John Redwood, the Brexiteer’s Brexiteer, has the following gem on the question of whether we should continue paying into the European Union after we’ve left.
“Being in the EU is a bit like being a student in a college. All the time you belong to the college you have to pay fees. You have to obey all the rules of the institution. When you depart you have no further financial obligations.”
It’s difficult to know where to start with this. Among other things, this is quite literally the opposite of how tuition fees work. In both further and higher education, you pay nothing up front and repay the cost after you’ve left.
Of course, what Redwood is really talking about is the question of whether or not Britain should pay a so-called “divorce bill”: its share of agreed costs accrued during its time as a member of the European Union: its liabilities for pensions, and so forth.
But even if tuition fees worked the way Redwood thought, the metaphor wouldn’t work. Trying to waive the “divorce bill” is a lot more like if you drop out of university and expect your flatmates to absorb the costs of your vacated room without finding a new flatmate to fill it.
But Redwood’s wrongheaded metaphor does reveal a serious headache that’s coming along the tracks for Theresa May: the tricky question of that divorce bill.

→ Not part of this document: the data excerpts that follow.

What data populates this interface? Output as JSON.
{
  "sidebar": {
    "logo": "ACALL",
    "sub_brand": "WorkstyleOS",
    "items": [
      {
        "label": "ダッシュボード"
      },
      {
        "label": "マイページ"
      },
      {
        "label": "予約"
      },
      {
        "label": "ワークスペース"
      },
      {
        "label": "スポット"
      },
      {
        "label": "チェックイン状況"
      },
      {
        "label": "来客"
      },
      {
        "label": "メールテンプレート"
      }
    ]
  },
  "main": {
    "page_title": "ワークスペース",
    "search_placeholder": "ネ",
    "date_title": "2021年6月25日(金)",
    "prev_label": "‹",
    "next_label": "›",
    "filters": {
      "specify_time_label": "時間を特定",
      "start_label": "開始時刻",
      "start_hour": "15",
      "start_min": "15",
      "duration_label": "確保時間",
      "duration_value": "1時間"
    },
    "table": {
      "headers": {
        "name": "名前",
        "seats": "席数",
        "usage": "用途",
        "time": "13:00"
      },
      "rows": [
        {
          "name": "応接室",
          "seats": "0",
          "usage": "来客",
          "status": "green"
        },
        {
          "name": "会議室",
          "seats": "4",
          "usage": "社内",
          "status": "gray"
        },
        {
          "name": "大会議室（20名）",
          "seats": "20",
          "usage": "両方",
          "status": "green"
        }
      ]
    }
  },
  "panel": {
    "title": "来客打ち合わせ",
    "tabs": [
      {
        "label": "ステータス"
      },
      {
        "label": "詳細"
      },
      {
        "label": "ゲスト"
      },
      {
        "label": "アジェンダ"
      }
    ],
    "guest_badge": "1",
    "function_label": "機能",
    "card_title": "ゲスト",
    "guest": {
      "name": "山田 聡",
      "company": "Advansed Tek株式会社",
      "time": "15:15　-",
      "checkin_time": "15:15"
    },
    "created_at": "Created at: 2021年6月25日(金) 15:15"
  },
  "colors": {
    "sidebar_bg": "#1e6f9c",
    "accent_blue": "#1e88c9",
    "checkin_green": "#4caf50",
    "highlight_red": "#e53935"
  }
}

As he says, the British government:
“could not make such a payment legally under our own law and system for controlling public spending. Ministers can only authorise spending and sign cheques for approved expenditure under UK legislation and with parliamentary authority for the budget provision that covers the payments”
The final divorce bill could fetch up to anything up to £60bn – potentially higher should the pound fall further against the euro – but although that bill will be negotiated by Theresa May and the rest of the EU27, the sign-off for that payment will have to clear the House of Commons.
For context – this year the government expects to spend £102bn on education and £145bn on health. £60bn is serious money and at some point, if the British government wants to leave with a deal, the British government is going to have to ask Parliament either for an extra £60bn or real terms cuts to public spending to afford that extra £60bn. The government expects to pay around £50bn to the European Union this year but that includes money that we’ll likely reallocate on existing schemes, like farming subsidies, once we leave the European Union.
The money would likely be paid in installments, but there’s the difficult part – the government will likely have a tricky fight with its own Eurosceptic ultras not just once, but in every budget until the divorce bill is paid off. And you can bet that every year the full amount, rather than the outstanding bill, would be in almost every headline.
Don’t forget that the EU27 has agreed the order it wants to discuss Britain’s Brexit deal: exit, transition, and only then any future deal.
So May has two options: either whatever deal she strikes will be measured, inevitably, by Eurosceptics in Parliament and the press, against whatever the “divorce bill” ends up being, or, any attempt to reach a deal within the two year time limit falls at the first hurdle. Oh, and all that assumes that whatever deal she strikes can secure parliamentary approval if it comes with a £30bn to £60bn exit bill.
All of which means the smart money must be on Britain leaving the European Union without a deal.